Davita's Harp

Davita's Harp

by Chaim Potok
Book Club Edition, ©1985, Item: 92985
Hardcover, 307 pages
Not in stock

In each of his novels, beginning with The Chosen. Chaim Potok has captured the essence of the religious experience, of the profound—sometimes joyous, sometimes painful—effect religion can have on us. Here, for the first time, in a novel as moving and deeply felt as anything he has ever written, he renders that experience through the life of a young girl.

Davita's story begins in New York City in the 1930s. Her parents (her mother is Jewish, her father Gentile, both non-believing) have subsumed their radically different pasts in a shared dedication to Communism, and are raising their daughter to ignore the variousness of her background in favor of the passionately nurtured mixture of idealism and pragmatism that represents to them the sure road to international community. But Davita herself—possessed of exceptional sensitivity and intelligence even as a small child—perceives discord and disunity everywhere around her, and cannot be kept from seeing how her parents' ideals buckle under the hard realities of the world she's growing into. She sees people scorned and discriminated against because of their political alignments. She grows aware of the terrible disintegration of normal life in Europe under the influence of a few power-mad men. She understands from the stories she hears, first about the Spanish Civil War, then about World War II, that man is capable of unfathomable atrocities.... And then the effects of war sweep down on Davita herself, shattering the structure and strength of her family, under- mining the last vestiges of her parents' fervent idealism, stealing from her the warmth and security her family has always given her.

But during these same years Davita is introduced—by her father's sister on one side, by a distant cousin on the other—to the religions of her parents, to the reasons they turned from them, and to the liberating idea that she can decide for herself what she does and does not believe. And she begins to make that decision: gravitating towards Judaism, its mysteries and rituals initially piquing her curiosity, then inspiring her devotion. Now, as her world seems to collapse around her, she can still draw comfort from religion, and a sense of community and belonging from its practice... until even this fails her when her trust, and her need, are betrayed by the barriers (literal and figurative) that exist between men and women in Orthodox Judaism.

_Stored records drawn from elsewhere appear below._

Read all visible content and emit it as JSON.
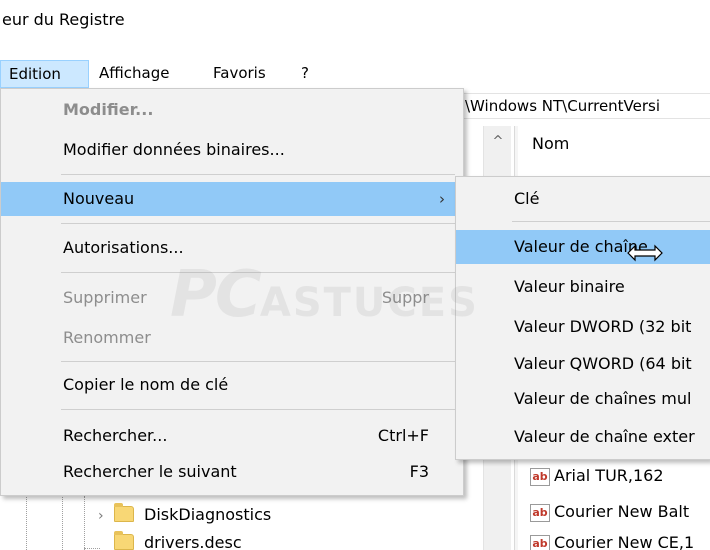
{
  "window": {
    "title": "eur du Registre"
  },
  "menubar": {
    "items": [
      "Edition",
      "Affichage",
      "Favoris",
      "?"
    ]
  },
  "address": {
    "path": "\\Windows NT\\CurrentVersi"
  },
  "list": {
    "column_name": "Nom",
    "values": [
      "Arial TUR,162",
      "Courier New Balt",
      "Courier New CE,1"
    ]
  },
  "tree": {
    "items": [
      "DiskDiagnostics",
      "drivers.desc"
    ]
  },
  "edit_menu": {
    "modify": "Modifier...",
    "modify_binary": "Modifier données binaires...",
    "new": "Nouveau",
    "permissions": "Autorisations...",
    "delete": "Supprimer",
    "delete_shortcut": "Suppr",
    "rename": "Renommer",
    "copy_key_name": "Copier le nom de clé",
    "find": "Rechercher...",
    "find_shortcut": "Ctrl+F",
    "find_next": "Rechercher le suivant",
    "find_next_shortcut": "F3",
    "submenu_arrow": "›"
  },
  "new_submenu": {
    "key": "Clé",
    "string_value": "Valeur de chaîne",
    "binary_value": "Valeur binaire",
    "dword_value": "Valeur DWORD (32 bit",
    "qword_value": "Valeur QWORD (64 bit",
    "multi_string_value": "Valeur de chaînes mul",
    "expandable_string_value": "Valeur de chaîne exter"
  },
  "icons": {
    "value_icon_text": "ab",
    "scroll_up": "^",
    "chevron_right": "›"
  },
  "watermark": {
    "part1": "PC",
    "part2": "ASTUCES"
  },
  "colors": {
    "highlight": "#91c9f7",
    "menu_active": "#cce8ff",
    "menu_background": "#f2f2f2",
    "disabled_text": "#8d8d8d"
  }
}
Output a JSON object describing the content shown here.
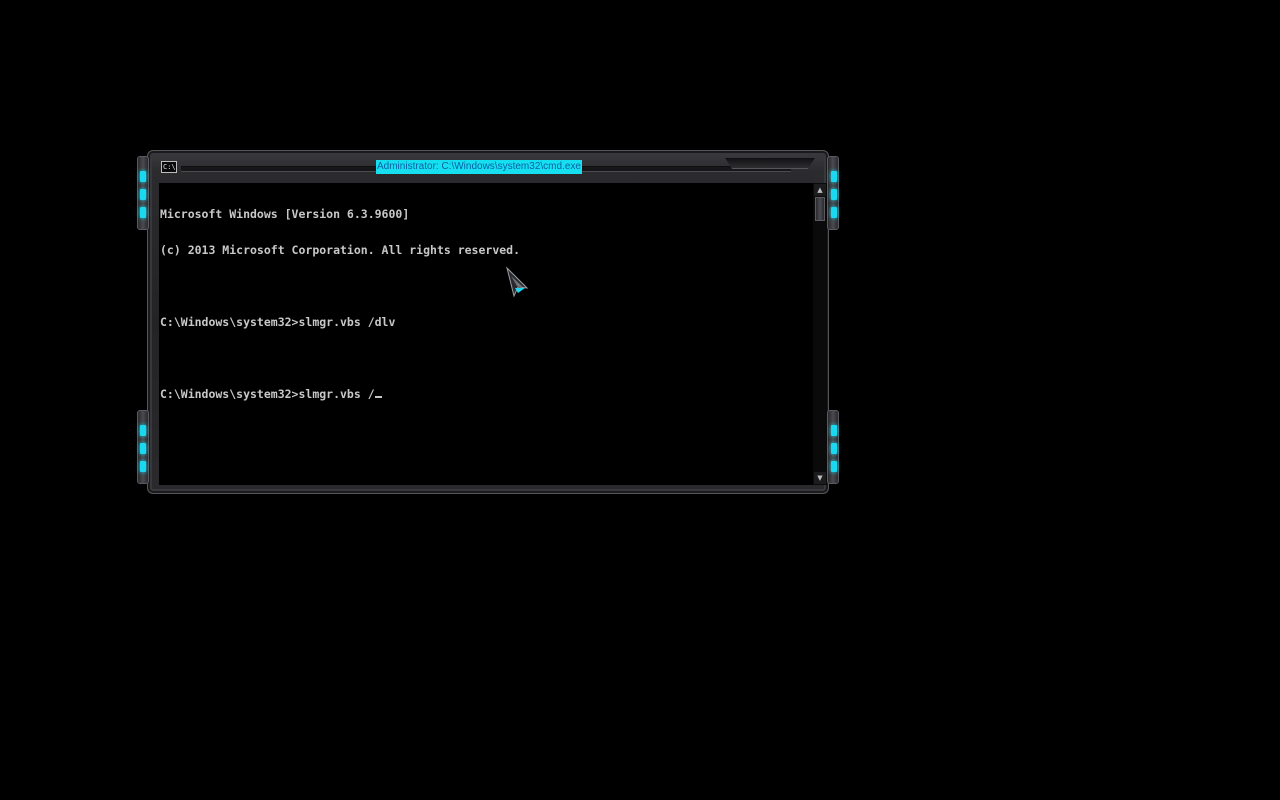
{
  "window": {
    "title": "Administrator: C:\\Windows\\system32\\cmd.exe",
    "system_icon_text": "C:\\."
  },
  "console": {
    "lines": [
      "Microsoft Windows [Version 6.3.9600]",
      "(c) 2013 Microsoft Corporation. All rights reserved.",
      "",
      "C:\\Windows\\system32>slmgr.vbs /dlv",
      "",
      "C:\\Windows\\system32>slmgr.vbs /"
    ]
  },
  "scrollbar": {
    "up_icon": "scroll-up-arrow",
    "down_icon": "scroll-down-arrow"
  },
  "colors": {
    "accent": "#1ad8f0",
    "title_highlight": "#16e0f0",
    "console_text": "#c8c8c8",
    "background": "#000000"
  }
}
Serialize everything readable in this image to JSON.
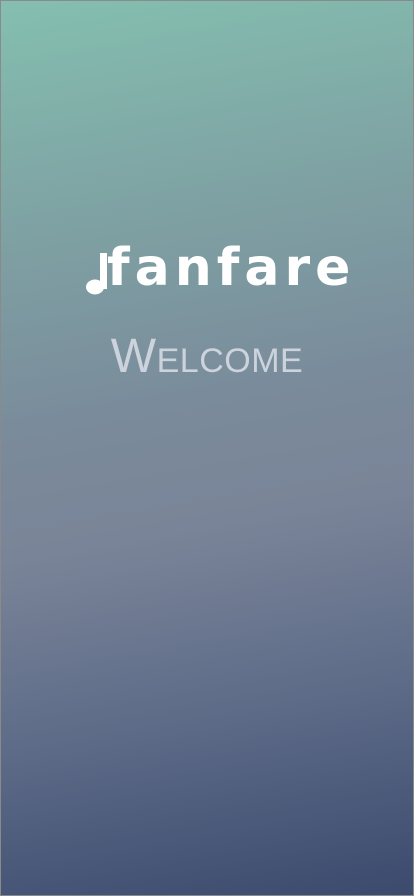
{
  "brand": {
    "name": "fanfare"
  },
  "welcome": {
    "label": "Welcome"
  },
  "colors": {
    "gradient_top": "#84bfb0",
    "gradient_mid": "#7a8498",
    "gradient_bottom": "#3b4a6d",
    "logo": "#ffffff",
    "welcome_text": "#cdd3dc"
  }
}
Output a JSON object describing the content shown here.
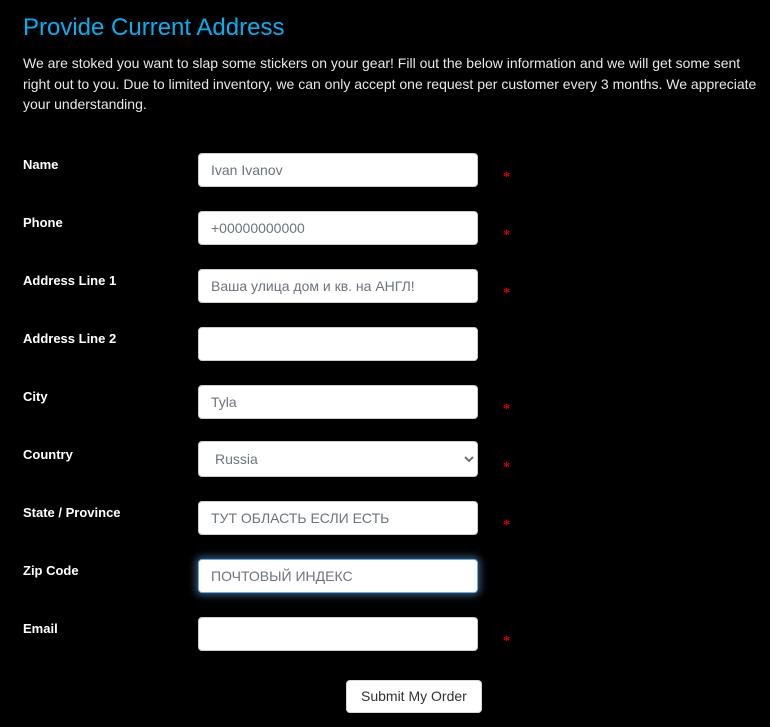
{
  "header": {
    "title": "Provide Current Address",
    "intro": "We are stoked you want to slap some stickers on your gear! Fill out the below information and we will get some sent right out to you. Due to limited inventory, we can only accept one request per customer every 3 months. We appreciate your understanding."
  },
  "colors": {
    "background": "#000000",
    "title": "#06aff0",
    "label": "#ffffff",
    "required_asterisk": "#e00000",
    "input_text": "#6d747c",
    "focus_ring": "#66afe9"
  },
  "form": {
    "required_marker": "*",
    "fields": [
      {
        "label": "Name",
        "type": "text",
        "value": "Ivan Ivanov",
        "placeholder": "Ivan Ivanov",
        "required": true,
        "focused": false
      },
      {
        "label": "Phone",
        "type": "text",
        "value": "+00000000000",
        "placeholder": "+00000000000",
        "required": true,
        "focused": false
      },
      {
        "label": "Address Line 1",
        "type": "text",
        "value": "Ваша улица дом и кв. на АНГЛ!",
        "placeholder": "Ваша улица дом и кв. на АНГЛ!",
        "required": true,
        "focused": false
      },
      {
        "label": "Address Line 2",
        "type": "text",
        "value": "",
        "placeholder": "",
        "required": false,
        "focused": false
      },
      {
        "label": "City",
        "type": "text",
        "value": "Tyla",
        "placeholder": "Tyla",
        "required": true,
        "focused": false
      },
      {
        "label": "Country",
        "type": "select",
        "value": "Russia",
        "options": [
          "Russia"
        ],
        "required": true,
        "focused": false
      },
      {
        "label": "State / Province",
        "type": "text",
        "value": "ТУТ ОБЛАСТЬ ЕСЛИ ЕСТЬ",
        "placeholder": "ТУТ ОБЛАСТЬ ЕСЛИ ЕСТЬ",
        "required": true,
        "focused": false
      },
      {
        "label": "Zip Code",
        "type": "text",
        "value": "ПОЧТОВЫЙ ИНДЕКС",
        "placeholder": "ПОЧТОВЫЙ ИНДЕКС",
        "required": false,
        "focused": true
      },
      {
        "label": "Email",
        "type": "text",
        "value": "",
        "placeholder": "",
        "required": true,
        "focused": false
      }
    ],
    "submit_label": "Submit My Order"
  }
}
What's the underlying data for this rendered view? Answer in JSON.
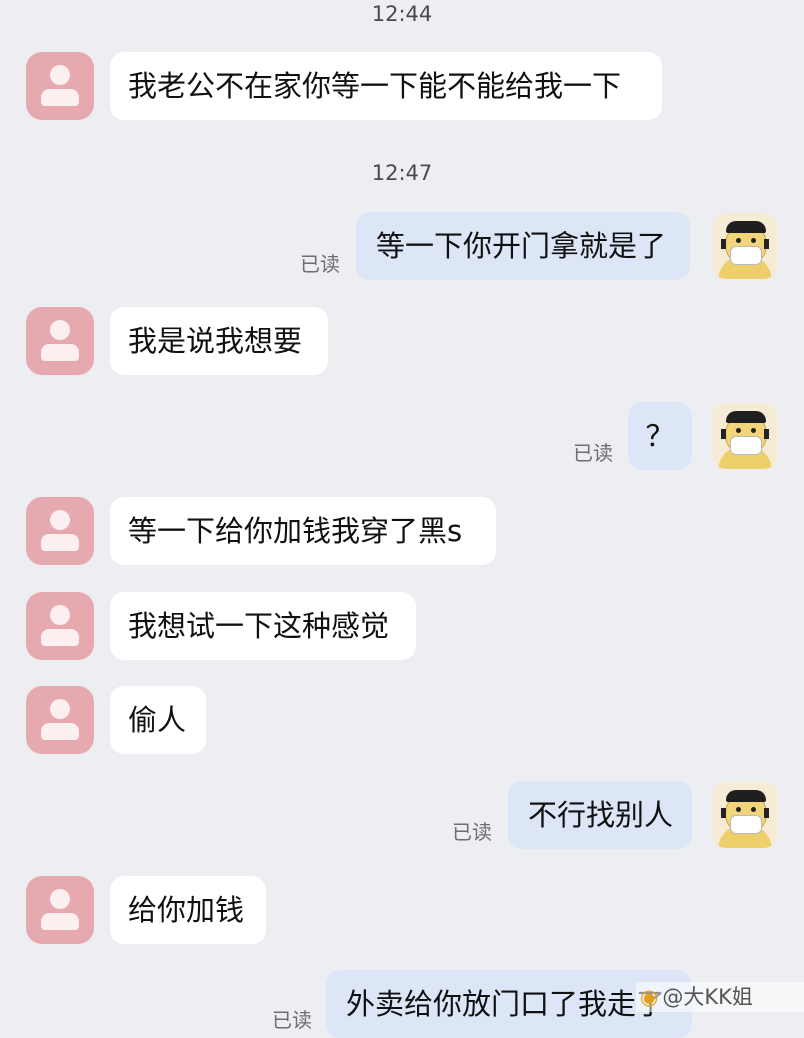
{
  "timestamps": [
    "12:44",
    "12:47"
  ],
  "read_label": "已读",
  "messages": [
    {
      "side": "left",
      "text": "我老公不在家你等一下能不能给我一下"
    },
    {
      "side": "right",
      "text": "等一下你开门拿就是了"
    },
    {
      "side": "left",
      "text": "我是说我想要"
    },
    {
      "side": "right",
      "text": "？"
    },
    {
      "side": "left",
      "text": "等一下给你加钱我穿了黑s"
    },
    {
      "side": "left",
      "text": "我想试一下这种感觉"
    },
    {
      "side": "left",
      "text": "偷人"
    },
    {
      "side": "right",
      "text": "不行找别人"
    },
    {
      "side": "left",
      "text": "给你加钱"
    },
    {
      "side": "right",
      "text": "外卖给你放门口了我走了"
    }
  ],
  "partial_read_label": "已读",
  "watermark": {
    "text": "@大KK姐",
    "icon": "weibo-icon"
  },
  "colors": {
    "background": "#eceef2",
    "left_bubble": "#ffffff",
    "right_bubble": "#dde6f7",
    "left_avatar": "#e7a9b0"
  }
}
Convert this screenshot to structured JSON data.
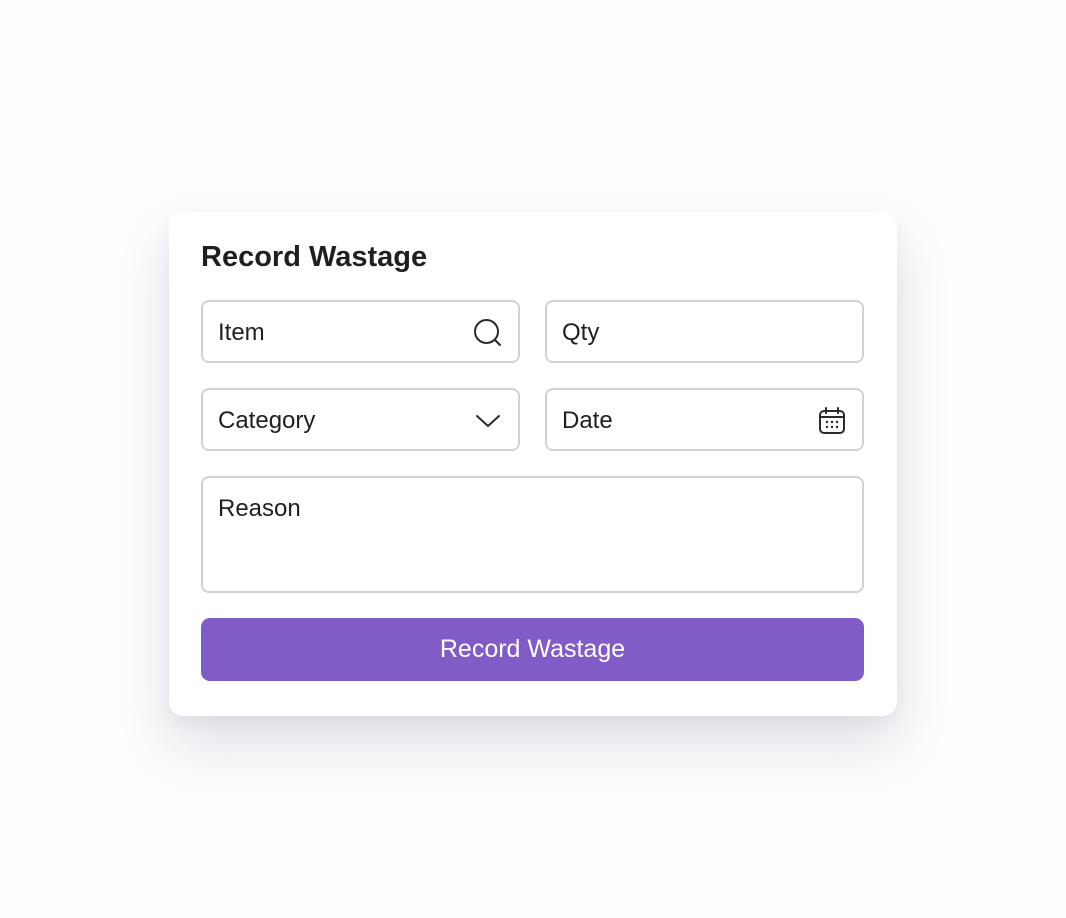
{
  "form": {
    "title": "Record Wastage",
    "item": {
      "placeholder": "Item",
      "icon": "search-icon"
    },
    "qty": {
      "placeholder": "Qty"
    },
    "category": {
      "placeholder": "Category",
      "icon": "chevron-down-icon"
    },
    "date": {
      "placeholder": "Date",
      "icon": "calendar-icon"
    },
    "reason": {
      "placeholder": "Reason"
    },
    "submit_label": "Record Wastage"
  },
  "colors": {
    "accent": "#815cc6",
    "field_border": "#d2d2d6",
    "text": "#1f1f1f",
    "page_background": "#fdfcfe"
  }
}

Now Davita must find a way to go beyond her own pain and anger, beyond the sanctified words and walls to something larger, something she can carry in her heart, always. And now she begins to understand that it is this something which she has sensed all along in the sound of the small harp that has hung on the front door of every apartment she's lived in—the one constant in her life, the sound that hints at "the decent music of the world," like faith in a faithless time, like her own profound ability to see that there is always a reason to go on.

In Davita's Harp, Chaim Potok brings to bear the insight and generosity that have informed all of his novels on a stirring and beautiful story about how we learn and use faith, how it can fail us, and how it can help us know ourselves alone and as part of an often confounding world.

Chaim Potok is widely known for his five previous novels—each a notable critical success of contemporary Jewish life in America: The Chosen, The Promise, My Name Is Asher Lev, In the Beginning, and The Book of Lights. He is also the author of Wanderings: Chaim Potok's History of the Jews. He was trained and ordained as a rabbi, served as a U.S. Army chaplain in Korea, and was for many years editor-in-chief of the Jewish Publication Society of America. He and his wife and three children live in Pennsylvania.